Sie flohen vor dem Krieg

Flucht und Vertreibung durch kriegerische Auseinandersetzungen sind Erfahrungen, die die Menschheitsgeschichte von jeher begleitet haben. Diesem existenziell so prägenden Phänomen widmet sich jetzt eine Jahresausstellung sowie eine Zeitzeugenreihe des Museums Neukölln.
 
Gerade in Neukölln, in dem Menschen aus fast allen Ländern der Welt leben, gibt es viele, die in der Folge kriegerischer Konflikte aus ihren Heimatländern geflohen sind. Auch viele Deutsche wissen aus eigener Erfahrung was es bedeutet, aus ihrer Heimat fliehen zu müssen oder aus ihr vertrieben zu werden.

Die Ausstellung spannt einen weiten zeitlichen Bogen von den Flüchtlingen des Zweiten Weltkriegs bis zu den Flüchtlingen der kriegerischen Konflikte der letzten Jahrzehnte. Sie rechnet nicht gegeneinander auf, sie vergleicht nicht, wo Vergleiche unmöglich sind, sondern sie stellt Schicksale von Menschen, die ihre ganz persönlichen Erfahrungen von Krieg und Flucht machen mussten, nebeneinander.

Die Ausstellung stellt biografische Porträts von Kriegsflüchtlingen, die in Neukölln leben, arbeiten oder verwandtschaftliche Beziehungen haben, in den Mittelpunkt. Eine integrierte Medienbibliothek enthält umfangreiche Materialien zu den Konfliktregionen. Das Museum wird zugleich Ort für die Produktion eigener Sendungen von Jugendlichen sein, die in medienpädagogischen Workshops erarbeitet werden. Ergänzt werden diese Aktivitäten durch ein umfangreiches Begleitprogramm mit Lesungen, Vorträgen und Gesprächskreisen (siehe unten).

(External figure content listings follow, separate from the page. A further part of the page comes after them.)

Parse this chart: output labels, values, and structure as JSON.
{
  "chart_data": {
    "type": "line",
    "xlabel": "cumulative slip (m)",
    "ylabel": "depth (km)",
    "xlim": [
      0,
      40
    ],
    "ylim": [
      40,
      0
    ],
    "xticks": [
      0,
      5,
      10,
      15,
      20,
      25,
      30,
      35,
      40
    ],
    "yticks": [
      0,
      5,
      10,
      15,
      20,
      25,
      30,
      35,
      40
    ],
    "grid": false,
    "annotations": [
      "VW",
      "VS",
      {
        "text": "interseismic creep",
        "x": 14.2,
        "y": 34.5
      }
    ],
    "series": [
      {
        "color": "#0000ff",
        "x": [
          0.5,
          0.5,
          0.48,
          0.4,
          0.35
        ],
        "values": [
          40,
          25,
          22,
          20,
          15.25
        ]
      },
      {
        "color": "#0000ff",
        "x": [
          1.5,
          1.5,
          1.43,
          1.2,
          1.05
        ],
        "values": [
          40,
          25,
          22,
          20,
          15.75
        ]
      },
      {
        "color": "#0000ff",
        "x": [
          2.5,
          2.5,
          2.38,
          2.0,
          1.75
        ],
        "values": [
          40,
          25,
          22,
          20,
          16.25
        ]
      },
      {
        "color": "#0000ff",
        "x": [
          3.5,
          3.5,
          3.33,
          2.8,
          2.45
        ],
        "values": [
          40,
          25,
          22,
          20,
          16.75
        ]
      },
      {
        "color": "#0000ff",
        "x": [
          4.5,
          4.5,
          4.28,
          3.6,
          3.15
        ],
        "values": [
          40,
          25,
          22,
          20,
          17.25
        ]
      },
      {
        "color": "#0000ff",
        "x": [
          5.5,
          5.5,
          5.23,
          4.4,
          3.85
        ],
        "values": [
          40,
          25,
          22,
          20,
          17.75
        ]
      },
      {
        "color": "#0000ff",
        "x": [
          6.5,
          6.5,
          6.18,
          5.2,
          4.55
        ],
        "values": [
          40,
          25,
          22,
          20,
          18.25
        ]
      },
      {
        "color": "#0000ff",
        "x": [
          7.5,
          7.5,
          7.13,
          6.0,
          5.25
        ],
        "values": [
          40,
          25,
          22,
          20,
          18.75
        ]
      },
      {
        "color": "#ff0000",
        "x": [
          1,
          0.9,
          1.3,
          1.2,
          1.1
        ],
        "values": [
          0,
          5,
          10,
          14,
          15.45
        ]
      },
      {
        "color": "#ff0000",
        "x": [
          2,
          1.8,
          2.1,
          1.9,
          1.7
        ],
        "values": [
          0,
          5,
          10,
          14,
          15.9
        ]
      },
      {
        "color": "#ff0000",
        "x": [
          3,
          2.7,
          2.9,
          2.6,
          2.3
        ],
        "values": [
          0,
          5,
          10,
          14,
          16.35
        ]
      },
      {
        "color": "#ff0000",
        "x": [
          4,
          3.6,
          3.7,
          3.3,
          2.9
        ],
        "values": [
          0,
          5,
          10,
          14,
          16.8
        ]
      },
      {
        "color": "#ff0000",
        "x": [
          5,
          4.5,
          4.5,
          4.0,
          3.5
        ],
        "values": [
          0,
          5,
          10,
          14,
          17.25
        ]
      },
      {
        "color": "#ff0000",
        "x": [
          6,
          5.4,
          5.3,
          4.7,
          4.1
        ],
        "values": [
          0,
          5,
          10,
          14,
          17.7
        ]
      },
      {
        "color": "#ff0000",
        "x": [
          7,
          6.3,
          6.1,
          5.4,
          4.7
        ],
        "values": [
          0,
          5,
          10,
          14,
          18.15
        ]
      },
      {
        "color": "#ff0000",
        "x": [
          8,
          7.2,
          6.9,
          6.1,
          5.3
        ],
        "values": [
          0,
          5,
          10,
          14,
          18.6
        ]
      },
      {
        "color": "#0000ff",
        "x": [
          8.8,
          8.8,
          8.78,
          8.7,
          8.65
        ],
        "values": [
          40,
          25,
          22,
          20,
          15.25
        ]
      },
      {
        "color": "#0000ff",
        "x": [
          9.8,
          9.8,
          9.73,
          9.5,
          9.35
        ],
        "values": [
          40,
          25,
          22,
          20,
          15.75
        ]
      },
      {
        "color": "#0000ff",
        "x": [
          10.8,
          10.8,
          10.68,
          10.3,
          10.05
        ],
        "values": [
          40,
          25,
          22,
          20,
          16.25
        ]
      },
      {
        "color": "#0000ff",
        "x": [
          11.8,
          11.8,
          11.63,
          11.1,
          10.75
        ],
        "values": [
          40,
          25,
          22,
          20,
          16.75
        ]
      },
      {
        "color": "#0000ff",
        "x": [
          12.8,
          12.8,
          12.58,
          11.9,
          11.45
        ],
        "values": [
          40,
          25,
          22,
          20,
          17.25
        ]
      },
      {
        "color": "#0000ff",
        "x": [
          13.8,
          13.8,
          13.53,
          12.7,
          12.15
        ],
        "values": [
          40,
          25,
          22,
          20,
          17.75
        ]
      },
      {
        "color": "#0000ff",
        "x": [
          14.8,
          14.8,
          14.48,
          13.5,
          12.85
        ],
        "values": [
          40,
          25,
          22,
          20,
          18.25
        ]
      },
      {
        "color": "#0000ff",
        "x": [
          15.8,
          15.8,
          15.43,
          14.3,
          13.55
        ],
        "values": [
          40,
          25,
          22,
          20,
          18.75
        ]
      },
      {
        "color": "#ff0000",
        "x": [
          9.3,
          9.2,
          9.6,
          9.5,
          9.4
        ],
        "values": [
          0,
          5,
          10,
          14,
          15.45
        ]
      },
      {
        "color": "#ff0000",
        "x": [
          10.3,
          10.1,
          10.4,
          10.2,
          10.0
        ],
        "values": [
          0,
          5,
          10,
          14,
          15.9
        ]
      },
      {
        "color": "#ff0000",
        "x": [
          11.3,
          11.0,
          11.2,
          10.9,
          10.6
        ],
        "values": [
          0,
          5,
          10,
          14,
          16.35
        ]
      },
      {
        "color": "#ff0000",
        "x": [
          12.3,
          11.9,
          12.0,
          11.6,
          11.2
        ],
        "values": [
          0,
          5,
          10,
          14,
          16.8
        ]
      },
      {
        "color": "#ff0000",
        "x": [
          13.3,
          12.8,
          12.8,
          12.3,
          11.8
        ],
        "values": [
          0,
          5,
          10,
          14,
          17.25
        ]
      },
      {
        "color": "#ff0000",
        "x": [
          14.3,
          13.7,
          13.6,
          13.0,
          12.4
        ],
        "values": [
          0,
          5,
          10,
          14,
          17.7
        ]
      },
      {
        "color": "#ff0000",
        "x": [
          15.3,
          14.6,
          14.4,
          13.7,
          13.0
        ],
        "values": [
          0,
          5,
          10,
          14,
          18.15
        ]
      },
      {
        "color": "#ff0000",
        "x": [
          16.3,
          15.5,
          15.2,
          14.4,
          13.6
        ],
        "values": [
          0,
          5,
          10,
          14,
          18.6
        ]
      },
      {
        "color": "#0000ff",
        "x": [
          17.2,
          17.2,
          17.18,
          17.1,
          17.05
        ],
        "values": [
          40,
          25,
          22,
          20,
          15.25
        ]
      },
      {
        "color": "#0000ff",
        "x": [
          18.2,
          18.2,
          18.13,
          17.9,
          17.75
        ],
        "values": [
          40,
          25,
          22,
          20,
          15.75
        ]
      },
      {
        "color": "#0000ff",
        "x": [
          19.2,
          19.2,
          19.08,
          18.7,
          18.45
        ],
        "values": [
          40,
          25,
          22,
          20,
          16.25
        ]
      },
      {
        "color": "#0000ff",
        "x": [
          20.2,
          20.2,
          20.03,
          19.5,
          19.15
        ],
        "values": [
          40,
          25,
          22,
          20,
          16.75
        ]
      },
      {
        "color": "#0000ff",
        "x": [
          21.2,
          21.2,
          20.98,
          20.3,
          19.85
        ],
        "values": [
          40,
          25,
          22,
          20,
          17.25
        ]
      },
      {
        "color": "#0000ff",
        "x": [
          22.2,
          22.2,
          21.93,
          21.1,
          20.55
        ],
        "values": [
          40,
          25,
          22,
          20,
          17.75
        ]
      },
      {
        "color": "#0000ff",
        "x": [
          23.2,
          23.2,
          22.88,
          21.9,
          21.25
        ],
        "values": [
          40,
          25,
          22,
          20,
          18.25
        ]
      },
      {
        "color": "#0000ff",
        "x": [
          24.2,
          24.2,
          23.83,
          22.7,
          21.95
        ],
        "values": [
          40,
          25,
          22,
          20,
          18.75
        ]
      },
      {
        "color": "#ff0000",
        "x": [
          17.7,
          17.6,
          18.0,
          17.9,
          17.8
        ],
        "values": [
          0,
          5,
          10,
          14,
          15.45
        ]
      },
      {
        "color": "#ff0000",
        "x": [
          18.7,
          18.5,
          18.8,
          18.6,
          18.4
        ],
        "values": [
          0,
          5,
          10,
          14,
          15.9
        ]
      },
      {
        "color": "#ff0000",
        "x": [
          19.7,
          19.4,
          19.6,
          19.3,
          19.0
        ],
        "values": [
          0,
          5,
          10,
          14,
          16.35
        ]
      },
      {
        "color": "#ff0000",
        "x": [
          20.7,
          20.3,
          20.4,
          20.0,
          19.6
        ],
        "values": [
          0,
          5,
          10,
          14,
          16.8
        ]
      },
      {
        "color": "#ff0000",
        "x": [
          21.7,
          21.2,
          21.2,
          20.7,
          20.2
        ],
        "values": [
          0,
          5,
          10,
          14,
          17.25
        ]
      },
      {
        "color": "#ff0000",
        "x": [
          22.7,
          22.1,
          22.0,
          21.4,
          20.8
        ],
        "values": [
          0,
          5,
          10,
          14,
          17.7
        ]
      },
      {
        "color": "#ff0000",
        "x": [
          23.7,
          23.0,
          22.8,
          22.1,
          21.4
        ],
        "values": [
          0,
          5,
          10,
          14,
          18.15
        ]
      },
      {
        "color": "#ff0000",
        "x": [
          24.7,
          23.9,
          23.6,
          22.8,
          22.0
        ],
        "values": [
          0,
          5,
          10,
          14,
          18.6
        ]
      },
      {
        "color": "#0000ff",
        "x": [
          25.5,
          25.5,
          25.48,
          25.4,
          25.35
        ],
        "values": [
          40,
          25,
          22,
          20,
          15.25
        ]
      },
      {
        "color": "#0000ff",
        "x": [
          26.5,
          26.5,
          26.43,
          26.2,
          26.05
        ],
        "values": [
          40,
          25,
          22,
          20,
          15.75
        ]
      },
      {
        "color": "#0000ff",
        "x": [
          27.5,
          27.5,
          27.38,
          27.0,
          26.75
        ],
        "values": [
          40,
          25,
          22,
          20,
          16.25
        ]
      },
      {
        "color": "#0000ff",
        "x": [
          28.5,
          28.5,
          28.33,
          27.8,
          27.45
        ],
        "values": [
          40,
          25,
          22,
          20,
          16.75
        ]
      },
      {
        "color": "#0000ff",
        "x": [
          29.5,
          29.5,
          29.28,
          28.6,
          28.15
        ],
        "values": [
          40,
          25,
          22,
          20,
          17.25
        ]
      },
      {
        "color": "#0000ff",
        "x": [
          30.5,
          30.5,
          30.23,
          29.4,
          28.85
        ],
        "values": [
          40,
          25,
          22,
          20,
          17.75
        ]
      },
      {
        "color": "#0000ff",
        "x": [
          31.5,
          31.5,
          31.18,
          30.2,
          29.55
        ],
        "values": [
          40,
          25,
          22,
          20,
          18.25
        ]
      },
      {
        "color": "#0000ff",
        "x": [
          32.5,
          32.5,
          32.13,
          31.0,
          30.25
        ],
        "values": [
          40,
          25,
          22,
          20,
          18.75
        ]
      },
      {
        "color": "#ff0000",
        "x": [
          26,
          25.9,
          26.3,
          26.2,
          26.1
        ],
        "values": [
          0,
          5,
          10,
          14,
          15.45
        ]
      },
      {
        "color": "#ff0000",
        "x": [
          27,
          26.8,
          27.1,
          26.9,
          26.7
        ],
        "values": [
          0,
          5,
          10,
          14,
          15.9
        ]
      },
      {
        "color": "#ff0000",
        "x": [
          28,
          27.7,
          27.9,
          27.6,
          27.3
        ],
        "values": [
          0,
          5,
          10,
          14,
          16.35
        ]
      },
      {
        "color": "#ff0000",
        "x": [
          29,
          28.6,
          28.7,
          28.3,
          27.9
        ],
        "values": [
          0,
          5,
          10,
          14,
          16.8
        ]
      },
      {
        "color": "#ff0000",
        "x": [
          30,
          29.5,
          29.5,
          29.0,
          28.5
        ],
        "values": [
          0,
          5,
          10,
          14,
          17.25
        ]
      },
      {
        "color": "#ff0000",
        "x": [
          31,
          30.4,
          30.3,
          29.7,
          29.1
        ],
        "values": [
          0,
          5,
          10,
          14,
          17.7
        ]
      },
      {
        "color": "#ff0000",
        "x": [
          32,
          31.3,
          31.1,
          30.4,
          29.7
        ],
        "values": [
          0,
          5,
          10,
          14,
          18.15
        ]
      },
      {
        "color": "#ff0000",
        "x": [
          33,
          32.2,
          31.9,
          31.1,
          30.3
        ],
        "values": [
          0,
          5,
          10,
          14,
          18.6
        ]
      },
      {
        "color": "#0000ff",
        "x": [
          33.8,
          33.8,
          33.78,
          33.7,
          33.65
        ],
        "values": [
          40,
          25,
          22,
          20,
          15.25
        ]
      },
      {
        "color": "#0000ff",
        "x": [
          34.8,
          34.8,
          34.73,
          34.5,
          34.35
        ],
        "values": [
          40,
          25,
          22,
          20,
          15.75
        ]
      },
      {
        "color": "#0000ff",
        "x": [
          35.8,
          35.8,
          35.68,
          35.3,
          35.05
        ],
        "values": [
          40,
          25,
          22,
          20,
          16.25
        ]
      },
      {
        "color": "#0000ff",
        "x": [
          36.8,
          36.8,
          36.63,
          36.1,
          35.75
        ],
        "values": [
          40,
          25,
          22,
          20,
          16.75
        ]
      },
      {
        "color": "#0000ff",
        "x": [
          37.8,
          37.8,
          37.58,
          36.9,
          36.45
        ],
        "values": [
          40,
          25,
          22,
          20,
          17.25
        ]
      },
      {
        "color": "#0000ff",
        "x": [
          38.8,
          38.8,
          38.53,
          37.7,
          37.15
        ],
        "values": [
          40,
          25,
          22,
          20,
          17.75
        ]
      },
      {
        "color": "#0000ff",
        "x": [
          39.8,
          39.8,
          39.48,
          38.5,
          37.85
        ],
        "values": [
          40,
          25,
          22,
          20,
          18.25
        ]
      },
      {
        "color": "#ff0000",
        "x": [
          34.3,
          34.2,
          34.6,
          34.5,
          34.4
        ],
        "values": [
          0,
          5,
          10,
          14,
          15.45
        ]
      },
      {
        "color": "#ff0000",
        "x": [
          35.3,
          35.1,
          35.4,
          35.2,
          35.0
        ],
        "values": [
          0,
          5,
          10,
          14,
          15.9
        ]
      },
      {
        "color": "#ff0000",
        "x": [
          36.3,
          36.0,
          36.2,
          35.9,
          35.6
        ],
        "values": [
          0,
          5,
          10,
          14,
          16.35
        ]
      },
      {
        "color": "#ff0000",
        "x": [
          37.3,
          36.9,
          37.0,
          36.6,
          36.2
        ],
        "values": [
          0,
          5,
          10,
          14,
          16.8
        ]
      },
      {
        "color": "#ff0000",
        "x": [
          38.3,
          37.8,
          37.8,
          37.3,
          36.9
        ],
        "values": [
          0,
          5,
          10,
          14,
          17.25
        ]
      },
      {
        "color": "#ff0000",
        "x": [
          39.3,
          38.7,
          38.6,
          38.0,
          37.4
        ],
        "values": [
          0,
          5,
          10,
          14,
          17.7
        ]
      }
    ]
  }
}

Tiefe Spuren - Kriegsflüchtlinge 1945-2005
07.05.2005-01.04.2006
Museum Neukölln, Berlin
Tel. 030.68 09 25 35
www.museum-neukoelln.de


Reihe "Erlebte Erinnerung: Neuköllner Erzähler berichten über ihr persönliches Kriegsende"

Der verdammte Krieg
18.05.2005, 19 Uhr
Gisela Stange

Und es wurde wieder Tag
25.05.2005, 19 Uhr

Regina J. Schwenke

Flucht aus Masuren ins Emsland
01.06.2005, 19 Uhr
Albert Schönleber


Bild: Panzerwrack in Neukölln, 1945. Foto: Landesarchiv Berlin

Eintritt jeweils 3,00 €, ermäßigt 2,00 €.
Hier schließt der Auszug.